Big Temple 1000

Brahadeswarar Temple ( Big Temple ) Thanjavur.

The Brihadeeswarar Temple or Peruvudaiyar Kovil, also known as Rajarajeswaram, at Thanjavur in Tamil Nadu, is the world's first complete granite temple. It is a brilliant example of the artistry and architecture of the Vishwakarmas in temple architecture. It is a tribute and a reflection of the power of its patron Rajaraja Chola I. It is one of the greatest glories of Indian architecture and is one of our most prized architectural sites. The temple is part of the UNESCO World Heritage Site of the "Great Living Chola Temples."

The foundations of the temple were laid out by the Tamil Emperor Arulmozhivarman, popularly called Rajaraja Chola I, in 1002 CE, as the first of the great Tamil Chola building projects. According to tradition, the temple was built by the Chola king Rajaraja in compliance of a command given to him in his dream. The Vimaana or the temple tower is 216 ft (66 m) high and is among the tallest of its kind in the world.

The great Brihadeeswara Temple was completed around 1010 AD. It remained the centre of the Chola administration for many years, channeling the state revenue into a number of civic projects. It also acted as a repository of the empire's records, as the great Rajaraja had its walls covered with numerous inscriptions recording his conquests and his endowments to various charities. The impression we get from the inscriptions is of a wealthy, progressive city, although totally dominated by the temple. This temple is a unique monument in many respects.

It attracts the curiosity of not merely the historian but also the sociologist, not to speak of the dancer and the painter for it is perhaps the only temple in the world which carries on its walls, the engraved evidence, in beautiful calligraphy, of its entire history and the story of the contemporary society. Such an exhaustive documentation ranging over almost a hundred long inscriptions engraved on the walls, pillars and podium, is rare wealth indeed, of immeasurable value to the scholar. The inscriptions give, apart from a comprehensive history of the times, a full enumeration of all the metallic images set up in the temple. Numbering about 66, these icons are referred to with a description of the minutest details of size, shape and composition. This alone is a mine of information for the art historian.
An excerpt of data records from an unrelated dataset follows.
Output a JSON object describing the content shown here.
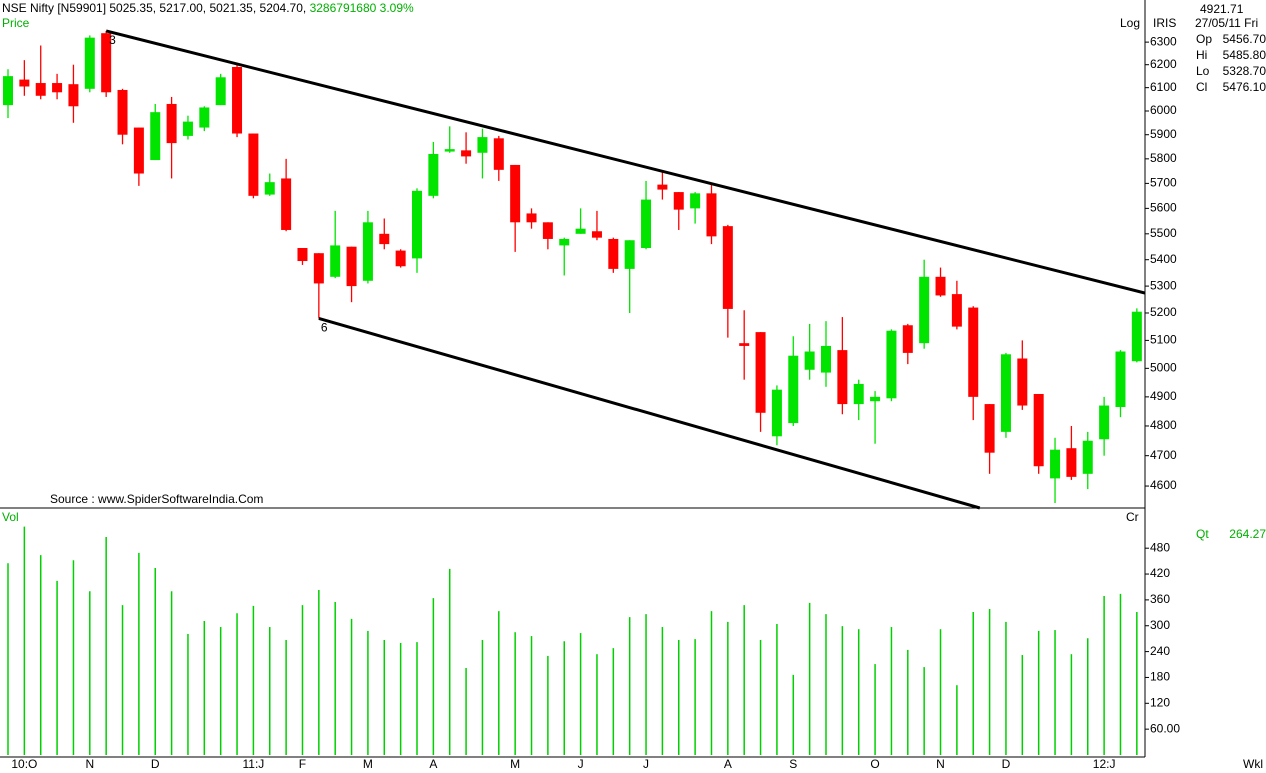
{
  "header": {
    "title": "NSE Nifty [N59901] 5025.35, 5217.00, 5021.35, 5204.70,",
    "volume": "3286791680",
    "change": "3.09%",
    "price_label": "Price",
    "source": "Source : www.SpiderSoftwareIndia.Com",
    "scale_label": "Log",
    "indicator": "IRIS",
    "cursor_value": "4921.71",
    "cursor_date": "27/05/11 Fri",
    "period": "Wkl"
  },
  "ohlc_panel": [
    {
      "label": "Op",
      "value": "5456.70",
      "color": "#00c000"
    },
    {
      "label": "Hi",
      "value": "5485.80",
      "color": "#e00000"
    },
    {
      "label": "Lo",
      "value": "5328.70",
      "color": "#a0a0a0"
    },
    {
      "label": "Cl",
      "value": "5476.10",
      "color": "#a0a0a0"
    }
  ],
  "volume_panel": {
    "label": "Vol",
    "unit": "Cr",
    "qt_label": "Qt",
    "qt_value": "264.27"
  },
  "chart_data": [
    {
      "type": "candlestick",
      "log_scale": true,
      "up_color": "#00e400",
      "down_color": "#ff0000",
      "categories": [
        null,
        "10:O",
        null,
        null,
        null,
        "N",
        null,
        null,
        null,
        "D",
        null,
        null,
        null,
        null,
        null,
        "11:J",
        null,
        null,
        "F",
        null,
        null,
        null,
        "M",
        null,
        null,
        null,
        "A",
        null,
        null,
        null,
        null,
        "M",
        null,
        null,
        null,
        "J",
        null,
        null,
        null,
        "J",
        null,
        null,
        null,
        null,
        "A",
        null,
        null,
        null,
        "S",
        null,
        null,
        null,
        null,
        "O",
        null,
        null,
        null,
        "N",
        null,
        null,
        null,
        "D",
        null,
        null,
        null,
        null,
        null,
        "12:J",
        null,
        null
      ],
      "open": [
        6025,
        6135,
        6120,
        6120,
        6115,
        6095,
        6340,
        6090,
        5930,
        5795,
        6030,
        5895,
        5930,
        6025,
        6190,
        5905,
        5655,
        5720,
        5445,
        5425,
        5335,
        5450,
        5320,
        5500,
        5435,
        5405,
        5650,
        5830,
        5835,
        5825,
        5885,
        5775,
        5580,
        5545,
        5455,
        5500,
        5510,
        5480,
        5365,
        5445,
        5695,
        5665,
        5600,
        5660,
        5530,
        5090,
        5130,
        4765,
        4810,
        4995,
        4985,
        5065,
        4875,
        4885,
        4895,
        5155,
        5090,
        5335,
        5270,
        5220,
        4875,
        4780,
        5035,
        4910,
        4625,
        4725,
        4640,
        4755,
        4865,
        5025.35
      ],
      "high": [
        6180,
        6220,
        6285,
        6160,
        6200,
        6330,
        6350,
        6095,
        5930,
        6030,
        6060,
        5980,
        6020,
        6160,
        6200,
        5905,
        5740,
        5800,
        5445,
        5425,
        5590,
        5450,
        5590,
        5560,
        5440,
        5680,
        5870,
        5935,
        5910,
        5925,
        5895,
        5775,
        5600,
        5545,
        5485,
        5600,
        5590,
        5485,
        5475,
        5710,
        5745,
        5665,
        5665,
        5700,
        5535,
        5210,
        5130,
        4940,
        5115,
        5160,
        5170,
        5185,
        4960,
        4920,
        5140,
        5160,
        5400,
        5370,
        5320,
        5225,
        4875,
        5055,
        5100,
        4910,
        4760,
        4800,
        4780,
        4900,
        5065,
        5217
      ],
      "low": [
        5970,
        6065,
        6050,
        6050,
        5950,
        6080,
        6060,
        5860,
        5690,
        5795,
        5720,
        5880,
        5915,
        6025,
        5890,
        5640,
        5650,
        5510,
        5380,
        5180,
        5330,
        5240,
        5310,
        5440,
        5370,
        5350,
        5640,
        5825,
        5780,
        5720,
        5710,
        5430,
        5520,
        5440,
        5340,
        5500,
        5475,
        5350,
        5200,
        5440,
        5635,
        5515,
        5540,
        5460,
        5110,
        4960,
        4780,
        4735,
        4800,
        4960,
        4935,
        4840,
        4820,
        4740,
        4885,
        5015,
        5070,
        5260,
        5140,
        4820,
        4640,
        4760,
        4855,
        4640,
        4545,
        4620,
        4590,
        4700,
        4830,
        5021.35
      ],
      "close": [
        6150,
        6105,
        6065,
        6080,
        6020,
        6320,
        6080,
        5900,
        5740,
        5995,
        5865,
        5955,
        6015,
        6145,
        5905,
        5650,
        5705,
        5515,
        5395,
        5310,
        5455,
        5300,
        5545,
        5460,
        5375,
        5670,
        5820,
        5840,
        5810,
        5890,
        5755,
        5545,
        5545,
        5480,
        5480,
        5520,
        5485,
        5365,
        5475,
        5635,
        5675,
        5595,
        5660,
        5490,
        5215,
        5080,
        4845,
        4925,
        5045,
        5060,
        5080,
        4875,
        4945,
        4900,
        5135,
        5055,
        5335,
        5265,
        5150,
        4900,
        4710,
        5050,
        4870,
        4665,
        4720,
        4630,
        4750,
        4870,
        5060,
        5204.7
      ],
      "ylim": [
        4529,
        6445
      ],
      "yticks": [
        4600,
        4700,
        4800,
        4900,
        5000,
        5100,
        5200,
        5300,
        5400,
        5500,
        5600,
        5700,
        5800,
        5900,
        6000,
        6100,
        6200,
        6300
      ],
      "trendlines": [
        {
          "start": {
            "index": 6,
            "value": 6350
          },
          "end": {
            "index": 69.5,
            "value": 5274
          }
        },
        {
          "start": {
            "index": 19,
            "value": 5180
          },
          "end": {
            "index": 59.4,
            "value": 4529
          }
        }
      ],
      "annotations": [
        {
          "text": "3",
          "index": 6,
          "at": "high"
        },
        {
          "text": "6",
          "index": 19,
          "at": "low"
        }
      ]
    },
    {
      "type": "bar",
      "color": "#00d000",
      "values": [
        445,
        530,
        464,
        404,
        452,
        380,
        506,
        348,
        469,
        434,
        380,
        281,
        311,
        297,
        329,
        346,
        297,
        267,
        348,
        383,
        355,
        316,
        288,
        267,
        260,
        262,
        364,
        432,
        202,
        267,
        334,
        285,
        276,
        230,
        264,
        283,
        234,
        248,
        320,
        327,
        297,
        267,
        269,
        334,
        309,
        348,
        267,
        304,
        186,
        353,
        327,
        299,
        292,
        211,
        297,
        244,
        204,
        292,
        162,
        332,
        339,
        309,
        232,
        288,
        290,
        234,
        271,
        369,
        374,
        332
      ],
      "ylim": [
        0,
        564
      ],
      "yticks": [
        {
          "value": 60,
          "label": "60.00"
        },
        120,
        180,
        240,
        300,
        360,
        420,
        480
      ]
    }
  ]
}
The temple also sports a depiction in stone, of 81 of the 108 karanas of Bharata Muni's ‘Natya Sastra' - the first of its kind - setting the pace for many others to follow in succeeding centuries. The inscriptional data also abound in mention of the jewellery of the period; about 66 different types of ornaments, jewellery and the names of 400 dancers who were attached to the temple. The Temple is a veritable source of invaluable material on the social and cultural life of the people of the times.